Published:Monday | March 8, 2021 | 12:05 AMTamara Bailey/Gleaner Writer
Catholic College of Mandeville
Catholic College of Mandeville

Mandeville, Manchester

The Catholic College of Mandeville says it is hoping to get much-needed assistance to cut costs associated with Internet access and a slight decrease in enrolment, as a result of the ravishes to the economy brought on by the pandemic.

Principal of the college, Diana Davis-Smith, revealed that the costs associated with operating a private institution have always been a challenge. However, it has now worsened, she said.

“We are owned by the Roman Catholic Diocese of Mandeville. We are facing in a worse position than the likes of UTech (The University of Technology) or UWI (The University of the West Indies) that gets funding from Government; or even other teacher-training institutions that belong to the Joint Board of Teacher Education. They, too, get some financial support from the Government. We don’t, so it is harder on us.”

Davis-Smith said, among the heavy financial obligations of the institution is an Internet bill that costs over $300,000 monthly.

“Internet costs are killing us and I wish the Universal Service Fund (USF) would have our location designated as a public access service, so we don’t have to pay the whopping amounts that we pay on a monthly basis. I have long approached them and we continue to wait …”

USF is an agency under the Ministry of Science, Energy and Technology, mandated to ensure that access to Internet/information developments are facilitated.

“Since the pandemic, we have students from other institutions in the community observe the protocols and use our Internet and computer labs, because they don’t have the resources at home.”

Davis-Smith said, while the students at the institution are offered payment plans to continue their studies, the institution is hoping that the Ministry of Education will assist, as the resources of the diocese, from which they get assistance, are drying up.

“We recognise that we are here to provide opportunities for people who need it and so we do with whatever funding we are able to identify from sponsorship or grant allowances. The diocese provides some support to persons within the region,” she said.

“I envision that the economic fallout will continue across the nation, but that the Government will give us the support they are considering for us at this point in time,” she added.

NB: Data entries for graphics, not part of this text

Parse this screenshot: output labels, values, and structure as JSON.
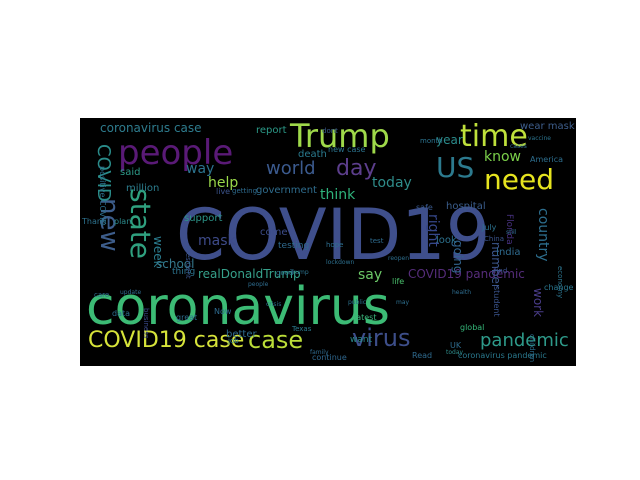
{
  "wordcloud": {
    "background": "#000000",
    "words": [
      {
        "text": "COVID19",
        "color": "#3f4f8c"
      },
      {
        "text": "coronavirus",
        "color": "#3cbb75"
      },
      {
        "text": "people",
        "color": "#5a1a77"
      },
      {
        "text": "Trump",
        "color": "#9fd94a"
      },
      {
        "text": "time",
        "color": "#bfe03b"
      },
      {
        "text": "need",
        "color": "#e6e41f"
      },
      {
        "text": "US",
        "color": "#2c7a8e"
      },
      {
        "text": "day",
        "color": "#5c3e8c"
      },
      {
        "text": "world",
        "color": "#3b5a8e"
      },
      {
        "text": "new",
        "color": "#3d5d8b"
      },
      {
        "text": "state",
        "color": "#2fa07f"
      },
      {
        "text": "virus",
        "color": "#3d4e8a"
      },
      {
        "text": "case",
        "color": "#bbdd38"
      },
      {
        "text": "COVID19 case",
        "color": "#d6e33a"
      },
      {
        "text": "pandemic",
        "color": "#2e9a8a"
      },
      {
        "text": "COVID",
        "color": "#2a8c8a"
      },
      {
        "text": "coronavirus case",
        "color": "#2e7c8e"
      },
      {
        "text": "realDonaldTrump",
        "color": "#36a08a"
      },
      {
        "text": "COVID19 pandemic",
        "color": "#552c7a"
      },
      {
        "text": "today",
        "color": "#2f8c8a"
      },
      {
        "text": "know",
        "color": "#7bd04a"
      },
      {
        "text": "help",
        "color": "#9ad94a"
      },
      {
        "text": "mask",
        "color": "#3e4b8a"
      },
      {
        "text": "week",
        "color": "#2a7c8e"
      },
      {
        "text": "school",
        "color": "#35798d"
      },
      {
        "text": "say",
        "color": "#6cc868"
      },
      {
        "text": "think",
        "color": "#2fb37c"
      },
      {
        "text": "government",
        "color": "#2f6d8e"
      },
      {
        "text": "country",
        "color": "#2d6e8e"
      },
      {
        "text": "work",
        "color": "#4a3d8a"
      },
      {
        "text": "number",
        "color": "#3c568c"
      },
      {
        "text": "going",
        "color": "#32648e"
      },
      {
        "text": "year",
        "color": "#2b8c8c"
      },
      {
        "text": "way",
        "color": "#2c738e"
      },
      {
        "text": "right",
        "color": "#36478a"
      },
      {
        "text": "report",
        "color": "#2c9a88"
      },
      {
        "text": "death",
        "color": "#2a7a8e"
      },
      {
        "text": "wear mask",
        "color": "#3e5e8c"
      },
      {
        "text": "said",
        "color": "#2d9b89"
      },
      {
        "text": "million",
        "color": "#2c7d8e"
      },
      {
        "text": "today",
        "color": "#2f8c8a"
      },
      {
        "text": "hospital",
        "color": "#3a5d8c"
      },
      {
        "text": "India",
        "color": "#2e6a8e"
      },
      {
        "text": "Florida",
        "color": "#46307e"
      },
      {
        "text": "positive COVID",
        "color": "#2d708e"
      },
      {
        "text": "Thank",
        "color": "#2d728e"
      },
      {
        "text": "plan",
        "color": "#2b8a8c"
      },
      {
        "text": "support",
        "color": "#2c9488"
      },
      {
        "text": "come",
        "color": "#3d4d8a"
      },
      {
        "text": "testing",
        "color": "#2f6a8e"
      },
      {
        "text": "better",
        "color": "#2f6b8e"
      },
      {
        "text": "thing",
        "color": "#2c738e"
      },
      {
        "text": "life",
        "color": "#4ac06c"
      },
      {
        "text": "look",
        "color": "#2d728e"
      },
      {
        "text": "July",
        "color": "#2c728e"
      },
      {
        "text": "student",
        "color": "#3a538b"
      },
      {
        "text": "change",
        "color": "#2a768e"
      },
      {
        "text": "data",
        "color": "#2d6e8e"
      },
      {
        "text": "want",
        "color": "#2c8a8c"
      },
      {
        "text": "global",
        "color": "#35b779"
      },
      {
        "text": "UK",
        "color": "#2e6c8e"
      },
      {
        "text": "latest",
        "color": "#3ab57a"
      },
      {
        "text": "coronavirus pandemic",
        "color": "#2a798e"
      },
      {
        "text": "continue",
        "color": "#2f678e"
      },
      {
        "text": "business",
        "color": "#3b4a8a"
      },
      {
        "text": "great",
        "color": "#2d6d8e"
      },
      {
        "text": "Now",
        "color": "#2e6a8e"
      },
      {
        "text": "job",
        "color": "#2a7a8e"
      },
      {
        "text": "dont",
        "color": "#3a5c8c"
      },
      {
        "text": "safe",
        "color": "#38588c"
      },
      {
        "text": "new case",
        "color": "#2b738e"
      },
      {
        "text": "hope",
        "color": "#2e6d8e"
      },
      {
        "text": "find",
        "color": "#3c4f8a"
      },
      {
        "text": "economy",
        "color": "#2c748e"
      },
      {
        "text": "update",
        "color": "#2f6a8e"
      },
      {
        "text": "America",
        "color": "#2d6e8e"
      },
      {
        "text": "President",
        "color": "#3a548c"
      },
      {
        "text": "Texas",
        "color": "#2a7a8e"
      },
      {
        "text": "live",
        "color": "#3b538b"
      },
      {
        "text": "getting",
        "color": "#2e6b8e"
      },
      {
        "text": "good",
        "color": "#2c728e"
      },
      {
        "text": "test",
        "color": "#2e6b8e"
      },
      {
        "text": "China",
        "color": "#3a538b"
      },
      {
        "text": "children",
        "color": "#2d6e8e"
      },
      {
        "text": "month",
        "color": "#2c738e"
      },
      {
        "text": "Read",
        "color": "#2f6a8e"
      },
      {
        "text": "lockdown",
        "color": "#2d708e"
      },
      {
        "text": "health",
        "color": "#2e6c8e"
      },
      {
        "text": "care",
        "color": "#2f6a8e"
      },
      {
        "text": "may",
        "color": "#2d6f8e"
      },
      {
        "text": "people",
        "color": "#2e6c8e"
      },
      {
        "text": "Trump",
        "color": "#2c738e"
      },
      {
        "text": "still",
        "color": "#2f6a8e"
      },
      {
        "text": "reopen",
        "color": "#2d6e8e"
      },
      {
        "text": "vaccine",
        "color": "#2c748e"
      },
      {
        "text": "cases",
        "color": "#2e6b8e"
      },
      {
        "text": "crisis",
        "color": "#2d6f8e"
      },
      {
        "text": "family",
        "color": "#2f6a8e"
      },
      {
        "text": "public",
        "color": "#2c728e"
      }
    ]
  }
}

Hoping that a wide offering of undergraduate and graduate programmes, in collaboration with an international university, will augur well for them and increase enrolment, Davis-Smith said the school remains resilient in the midst of adversity.

“Despite the challenges, the students, faculty and staff remain committed to ensuring their continued learning, and more so in this time than ever before. I am happy that we had started our online learning long before COVID, so it was a smooth transition for us for full online learning. We are expanding our offerings and we are looking for greater things for the next two terms,” she said.